The fragmented and anecdotal incidents relied on by defendant here do not rise to the level necessary to "tip the balance" in favor of disgorging the personnel files of these officers. We will not compromise a defendant's constitutional right of confrontation, but we must appreciate, as well, the significance of protecting the integrity of confidential personnel files unless such protection impairs that constitutional right. We find that considering all of the relevant facts, the balance falls in favor of declining exposure of the files. The trial judge did not abuse his discretion in quashing the subpoena and denying defendant access to those files.

As to defendant's claim that the trial judge's comments regarding the two girls' and their statements warranted recusal, we conclude that the argument is without merit. R. 2:11-3(e)(1)(E). We note that the issue was not what the judge thought of the girls or the use of profanity, but whether the incident was relevant to impact on Officer Trimble's credibility. As we previously noted, he acknowledged that he used profanity; that he had used it before is of little moment. Ultimately, his explanation of that incident put the comments in some context. We do not condone the officer's use of profanity in either the present case or the earlier incident, but concede the judge properly denied defendant access to the files.

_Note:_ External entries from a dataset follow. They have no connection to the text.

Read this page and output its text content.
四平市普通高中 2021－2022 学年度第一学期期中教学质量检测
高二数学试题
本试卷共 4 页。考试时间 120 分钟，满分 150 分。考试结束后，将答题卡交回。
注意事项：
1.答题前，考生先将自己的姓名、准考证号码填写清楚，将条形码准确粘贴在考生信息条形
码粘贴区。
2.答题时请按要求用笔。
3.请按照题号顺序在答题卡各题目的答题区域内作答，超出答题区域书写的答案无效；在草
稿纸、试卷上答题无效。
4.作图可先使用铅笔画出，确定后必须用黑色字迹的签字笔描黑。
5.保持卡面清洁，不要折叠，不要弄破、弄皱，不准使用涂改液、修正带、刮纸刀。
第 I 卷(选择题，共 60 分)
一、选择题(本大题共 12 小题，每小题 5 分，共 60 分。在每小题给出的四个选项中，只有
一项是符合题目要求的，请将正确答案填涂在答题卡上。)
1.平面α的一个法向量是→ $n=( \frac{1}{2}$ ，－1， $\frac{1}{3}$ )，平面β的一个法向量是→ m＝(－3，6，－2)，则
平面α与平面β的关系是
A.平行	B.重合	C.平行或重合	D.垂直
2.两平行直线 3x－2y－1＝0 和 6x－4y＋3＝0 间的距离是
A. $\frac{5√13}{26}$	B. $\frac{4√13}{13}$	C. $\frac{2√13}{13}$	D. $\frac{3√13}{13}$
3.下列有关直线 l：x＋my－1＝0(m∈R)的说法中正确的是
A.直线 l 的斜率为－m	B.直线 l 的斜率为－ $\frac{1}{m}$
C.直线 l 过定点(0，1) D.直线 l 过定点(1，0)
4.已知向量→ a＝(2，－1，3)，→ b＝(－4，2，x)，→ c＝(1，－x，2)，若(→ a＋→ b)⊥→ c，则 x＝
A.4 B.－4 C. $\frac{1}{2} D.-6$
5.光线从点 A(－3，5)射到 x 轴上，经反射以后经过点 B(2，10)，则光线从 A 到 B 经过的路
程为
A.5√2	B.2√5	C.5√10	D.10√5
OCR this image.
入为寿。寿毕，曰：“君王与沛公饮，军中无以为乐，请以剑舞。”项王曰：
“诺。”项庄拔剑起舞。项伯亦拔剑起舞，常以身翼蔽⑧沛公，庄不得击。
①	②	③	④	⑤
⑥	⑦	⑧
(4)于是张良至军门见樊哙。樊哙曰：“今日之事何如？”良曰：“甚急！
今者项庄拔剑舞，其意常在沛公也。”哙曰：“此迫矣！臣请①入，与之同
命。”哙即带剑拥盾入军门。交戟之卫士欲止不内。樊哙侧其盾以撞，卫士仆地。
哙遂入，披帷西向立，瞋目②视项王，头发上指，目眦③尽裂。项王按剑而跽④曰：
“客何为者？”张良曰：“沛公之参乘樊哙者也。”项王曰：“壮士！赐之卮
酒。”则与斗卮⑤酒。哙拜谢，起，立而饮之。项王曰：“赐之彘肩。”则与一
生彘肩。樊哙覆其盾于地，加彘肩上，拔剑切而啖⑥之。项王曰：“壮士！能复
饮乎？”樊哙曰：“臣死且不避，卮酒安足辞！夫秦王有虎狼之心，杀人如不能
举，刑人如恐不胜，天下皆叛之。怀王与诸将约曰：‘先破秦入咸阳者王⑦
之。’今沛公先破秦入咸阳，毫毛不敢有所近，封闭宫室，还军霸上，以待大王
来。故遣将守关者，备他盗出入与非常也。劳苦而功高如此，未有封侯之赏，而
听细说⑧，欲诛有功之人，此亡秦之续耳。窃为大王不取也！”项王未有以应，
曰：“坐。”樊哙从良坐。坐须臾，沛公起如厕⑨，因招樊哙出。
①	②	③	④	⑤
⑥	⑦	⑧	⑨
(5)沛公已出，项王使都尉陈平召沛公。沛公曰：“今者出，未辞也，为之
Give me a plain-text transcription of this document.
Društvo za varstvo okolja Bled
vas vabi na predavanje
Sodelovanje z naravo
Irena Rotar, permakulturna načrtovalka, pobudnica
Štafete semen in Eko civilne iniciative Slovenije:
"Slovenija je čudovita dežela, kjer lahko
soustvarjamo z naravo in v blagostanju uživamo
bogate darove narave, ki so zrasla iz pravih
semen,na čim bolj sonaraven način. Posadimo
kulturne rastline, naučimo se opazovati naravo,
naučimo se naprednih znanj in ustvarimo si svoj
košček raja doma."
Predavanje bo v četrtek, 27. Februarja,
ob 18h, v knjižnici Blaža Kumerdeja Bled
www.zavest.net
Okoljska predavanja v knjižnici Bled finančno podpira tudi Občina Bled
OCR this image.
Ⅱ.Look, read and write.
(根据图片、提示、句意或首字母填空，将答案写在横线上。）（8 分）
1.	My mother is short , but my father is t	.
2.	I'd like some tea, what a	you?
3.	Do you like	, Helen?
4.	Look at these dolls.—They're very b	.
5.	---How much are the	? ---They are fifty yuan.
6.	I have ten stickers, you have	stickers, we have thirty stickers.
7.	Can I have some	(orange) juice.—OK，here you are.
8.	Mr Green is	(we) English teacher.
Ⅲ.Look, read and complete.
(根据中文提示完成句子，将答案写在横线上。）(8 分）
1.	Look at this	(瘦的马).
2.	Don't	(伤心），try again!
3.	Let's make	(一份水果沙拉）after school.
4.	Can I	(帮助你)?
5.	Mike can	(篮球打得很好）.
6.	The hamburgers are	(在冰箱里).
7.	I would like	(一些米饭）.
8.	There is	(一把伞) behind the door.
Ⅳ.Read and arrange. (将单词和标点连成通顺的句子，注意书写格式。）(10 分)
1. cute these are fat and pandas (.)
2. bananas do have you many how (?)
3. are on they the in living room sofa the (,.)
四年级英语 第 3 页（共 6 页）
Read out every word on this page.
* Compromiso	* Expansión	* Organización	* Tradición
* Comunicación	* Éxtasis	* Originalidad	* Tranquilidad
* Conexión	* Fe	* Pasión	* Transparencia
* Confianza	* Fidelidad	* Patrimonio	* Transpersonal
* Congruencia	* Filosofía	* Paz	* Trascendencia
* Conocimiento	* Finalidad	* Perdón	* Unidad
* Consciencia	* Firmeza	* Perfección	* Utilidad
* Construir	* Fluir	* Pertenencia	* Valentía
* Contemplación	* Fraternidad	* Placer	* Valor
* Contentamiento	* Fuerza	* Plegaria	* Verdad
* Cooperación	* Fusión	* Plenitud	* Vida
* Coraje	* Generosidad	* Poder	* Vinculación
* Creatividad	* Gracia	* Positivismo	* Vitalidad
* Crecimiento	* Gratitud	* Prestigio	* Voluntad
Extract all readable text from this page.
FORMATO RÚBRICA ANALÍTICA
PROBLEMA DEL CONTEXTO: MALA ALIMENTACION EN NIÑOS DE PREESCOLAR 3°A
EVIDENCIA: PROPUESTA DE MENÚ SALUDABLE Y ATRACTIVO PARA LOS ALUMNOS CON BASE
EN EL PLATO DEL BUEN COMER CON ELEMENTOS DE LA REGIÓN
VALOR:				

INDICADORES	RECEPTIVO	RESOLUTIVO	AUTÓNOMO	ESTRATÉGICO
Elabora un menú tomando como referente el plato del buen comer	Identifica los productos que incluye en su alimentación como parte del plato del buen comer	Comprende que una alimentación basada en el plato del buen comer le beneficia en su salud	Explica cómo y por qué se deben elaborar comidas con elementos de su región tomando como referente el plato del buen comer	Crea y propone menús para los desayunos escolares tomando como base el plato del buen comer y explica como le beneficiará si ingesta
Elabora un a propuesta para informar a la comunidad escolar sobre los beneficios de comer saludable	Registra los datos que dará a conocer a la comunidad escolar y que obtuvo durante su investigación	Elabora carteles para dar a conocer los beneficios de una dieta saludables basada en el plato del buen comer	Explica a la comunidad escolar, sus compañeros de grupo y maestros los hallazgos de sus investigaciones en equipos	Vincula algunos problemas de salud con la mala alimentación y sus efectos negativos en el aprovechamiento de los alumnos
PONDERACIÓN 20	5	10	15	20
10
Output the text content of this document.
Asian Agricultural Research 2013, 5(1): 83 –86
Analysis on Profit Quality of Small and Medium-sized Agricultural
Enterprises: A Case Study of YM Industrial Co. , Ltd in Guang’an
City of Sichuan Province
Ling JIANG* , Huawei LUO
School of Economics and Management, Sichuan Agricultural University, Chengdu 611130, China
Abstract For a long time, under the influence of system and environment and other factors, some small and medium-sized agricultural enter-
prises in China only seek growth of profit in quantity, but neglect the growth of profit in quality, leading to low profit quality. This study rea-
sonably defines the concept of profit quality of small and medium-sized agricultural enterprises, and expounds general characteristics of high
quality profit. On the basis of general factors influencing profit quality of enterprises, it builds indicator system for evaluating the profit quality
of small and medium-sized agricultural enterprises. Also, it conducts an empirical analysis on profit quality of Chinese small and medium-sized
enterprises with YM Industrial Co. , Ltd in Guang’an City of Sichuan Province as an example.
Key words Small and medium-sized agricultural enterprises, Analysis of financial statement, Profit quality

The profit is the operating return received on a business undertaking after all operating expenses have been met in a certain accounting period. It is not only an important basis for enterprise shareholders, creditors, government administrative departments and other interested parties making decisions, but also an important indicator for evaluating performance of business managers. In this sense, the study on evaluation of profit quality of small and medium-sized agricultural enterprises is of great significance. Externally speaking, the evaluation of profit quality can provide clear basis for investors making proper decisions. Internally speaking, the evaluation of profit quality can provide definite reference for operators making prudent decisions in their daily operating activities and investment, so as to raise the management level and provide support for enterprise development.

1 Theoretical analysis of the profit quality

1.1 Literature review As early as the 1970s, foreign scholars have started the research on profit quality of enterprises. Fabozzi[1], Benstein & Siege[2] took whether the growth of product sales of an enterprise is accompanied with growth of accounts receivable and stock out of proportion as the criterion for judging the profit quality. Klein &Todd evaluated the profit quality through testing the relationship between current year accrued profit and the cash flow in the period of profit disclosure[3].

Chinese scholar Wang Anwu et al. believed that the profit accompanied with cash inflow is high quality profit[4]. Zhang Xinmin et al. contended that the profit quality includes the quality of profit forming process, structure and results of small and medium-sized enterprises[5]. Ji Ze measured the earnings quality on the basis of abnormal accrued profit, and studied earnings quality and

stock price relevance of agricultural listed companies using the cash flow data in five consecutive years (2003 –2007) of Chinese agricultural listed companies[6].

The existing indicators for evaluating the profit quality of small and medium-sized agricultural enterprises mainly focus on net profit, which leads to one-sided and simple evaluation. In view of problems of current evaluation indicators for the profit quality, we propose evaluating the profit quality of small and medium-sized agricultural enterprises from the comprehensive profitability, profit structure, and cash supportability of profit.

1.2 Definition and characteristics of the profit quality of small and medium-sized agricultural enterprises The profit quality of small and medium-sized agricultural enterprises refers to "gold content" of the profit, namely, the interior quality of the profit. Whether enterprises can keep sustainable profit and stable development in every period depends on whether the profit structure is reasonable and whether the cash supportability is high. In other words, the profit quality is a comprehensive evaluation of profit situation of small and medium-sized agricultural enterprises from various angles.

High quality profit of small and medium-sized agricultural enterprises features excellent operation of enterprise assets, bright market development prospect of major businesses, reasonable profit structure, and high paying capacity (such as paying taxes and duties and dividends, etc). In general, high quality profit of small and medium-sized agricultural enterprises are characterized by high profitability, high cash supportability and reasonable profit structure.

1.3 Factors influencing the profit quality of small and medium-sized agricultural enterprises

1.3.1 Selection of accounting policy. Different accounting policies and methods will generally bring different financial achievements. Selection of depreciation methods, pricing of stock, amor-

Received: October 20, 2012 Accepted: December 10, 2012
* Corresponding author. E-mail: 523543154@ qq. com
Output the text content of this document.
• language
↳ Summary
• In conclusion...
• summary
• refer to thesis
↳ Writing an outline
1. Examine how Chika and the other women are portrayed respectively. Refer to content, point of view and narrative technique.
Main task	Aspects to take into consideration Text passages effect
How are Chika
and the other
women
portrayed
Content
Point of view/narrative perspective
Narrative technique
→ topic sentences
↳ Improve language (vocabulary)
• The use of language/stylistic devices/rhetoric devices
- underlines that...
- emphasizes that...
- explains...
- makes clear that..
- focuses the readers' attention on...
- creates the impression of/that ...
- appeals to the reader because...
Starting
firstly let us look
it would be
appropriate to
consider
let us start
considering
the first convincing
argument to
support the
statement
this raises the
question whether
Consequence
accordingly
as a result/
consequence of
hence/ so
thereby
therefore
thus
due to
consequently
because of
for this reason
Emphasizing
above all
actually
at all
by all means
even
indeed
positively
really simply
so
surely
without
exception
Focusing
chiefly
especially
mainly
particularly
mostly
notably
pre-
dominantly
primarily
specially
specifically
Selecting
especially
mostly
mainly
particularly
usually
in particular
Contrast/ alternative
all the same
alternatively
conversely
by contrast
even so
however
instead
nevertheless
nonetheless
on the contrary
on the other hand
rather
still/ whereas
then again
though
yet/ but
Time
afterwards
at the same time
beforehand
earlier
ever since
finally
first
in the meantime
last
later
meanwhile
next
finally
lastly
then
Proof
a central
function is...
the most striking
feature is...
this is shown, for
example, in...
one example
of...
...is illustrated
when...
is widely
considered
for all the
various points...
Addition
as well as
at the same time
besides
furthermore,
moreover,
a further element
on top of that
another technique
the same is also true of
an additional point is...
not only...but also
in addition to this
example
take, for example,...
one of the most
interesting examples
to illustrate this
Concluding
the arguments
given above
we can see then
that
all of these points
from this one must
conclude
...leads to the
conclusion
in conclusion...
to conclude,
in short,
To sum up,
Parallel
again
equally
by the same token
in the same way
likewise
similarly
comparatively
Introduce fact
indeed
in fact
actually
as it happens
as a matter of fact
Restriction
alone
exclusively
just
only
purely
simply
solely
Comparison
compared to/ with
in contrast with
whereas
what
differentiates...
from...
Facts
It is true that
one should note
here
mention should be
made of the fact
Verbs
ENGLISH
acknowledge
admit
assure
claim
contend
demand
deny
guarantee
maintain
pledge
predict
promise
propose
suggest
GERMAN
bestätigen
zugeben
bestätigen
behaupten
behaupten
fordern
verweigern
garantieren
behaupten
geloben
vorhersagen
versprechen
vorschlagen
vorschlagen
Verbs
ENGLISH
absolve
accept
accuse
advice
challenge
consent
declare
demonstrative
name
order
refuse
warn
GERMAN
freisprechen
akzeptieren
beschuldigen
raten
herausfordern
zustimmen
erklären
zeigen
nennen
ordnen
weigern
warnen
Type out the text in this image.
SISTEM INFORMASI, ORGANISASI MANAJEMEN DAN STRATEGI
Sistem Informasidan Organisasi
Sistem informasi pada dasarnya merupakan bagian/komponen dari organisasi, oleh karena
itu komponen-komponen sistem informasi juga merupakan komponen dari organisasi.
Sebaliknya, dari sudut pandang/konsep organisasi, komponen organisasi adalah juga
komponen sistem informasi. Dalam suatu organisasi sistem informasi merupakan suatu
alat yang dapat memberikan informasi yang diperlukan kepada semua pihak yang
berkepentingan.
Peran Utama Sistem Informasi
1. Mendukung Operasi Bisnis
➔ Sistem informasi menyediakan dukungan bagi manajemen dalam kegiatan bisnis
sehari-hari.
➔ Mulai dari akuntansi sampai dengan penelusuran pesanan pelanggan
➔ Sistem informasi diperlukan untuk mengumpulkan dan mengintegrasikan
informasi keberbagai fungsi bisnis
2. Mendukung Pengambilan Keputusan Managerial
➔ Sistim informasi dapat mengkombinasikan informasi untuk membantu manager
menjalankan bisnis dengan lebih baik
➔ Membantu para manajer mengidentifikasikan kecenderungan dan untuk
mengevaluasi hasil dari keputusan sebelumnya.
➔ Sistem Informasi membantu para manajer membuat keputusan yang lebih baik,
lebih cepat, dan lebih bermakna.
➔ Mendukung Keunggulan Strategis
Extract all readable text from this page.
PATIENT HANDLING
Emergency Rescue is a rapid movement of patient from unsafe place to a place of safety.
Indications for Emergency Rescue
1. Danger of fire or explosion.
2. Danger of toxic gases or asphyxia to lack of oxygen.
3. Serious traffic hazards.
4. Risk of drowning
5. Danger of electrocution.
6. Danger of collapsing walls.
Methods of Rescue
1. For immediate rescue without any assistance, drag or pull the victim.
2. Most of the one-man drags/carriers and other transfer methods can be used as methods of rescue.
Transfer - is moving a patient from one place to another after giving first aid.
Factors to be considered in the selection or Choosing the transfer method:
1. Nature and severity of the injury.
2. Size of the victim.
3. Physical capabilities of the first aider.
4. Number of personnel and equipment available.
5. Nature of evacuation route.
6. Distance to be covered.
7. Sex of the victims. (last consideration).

Lastly, defendant argues, without citation, that the fines imposed were excessive. We conclude that with the exception of the fine imposed on defendant's conviction for causing a public inconvenience, N.J.S.A. 2C:33-2, defendant's arguments are without merit.

As to the violation of N.J.S.A. 2C:33-2, the judge imposed a find of $850 together with statutory penalties and costs. The offense is a petty disorderly persons offense and the maximum fine that may be imposed is $500. N.J.S.A. 2C:43-3(a)(2)(d). Accordingly, we amend the judgment on Complaint-Summons 2004-000094-1425 and reduce the fine to $500 together with the previously imposed statutory fines and costs.

Except as modified, the judgment of the Law Division is affirmed.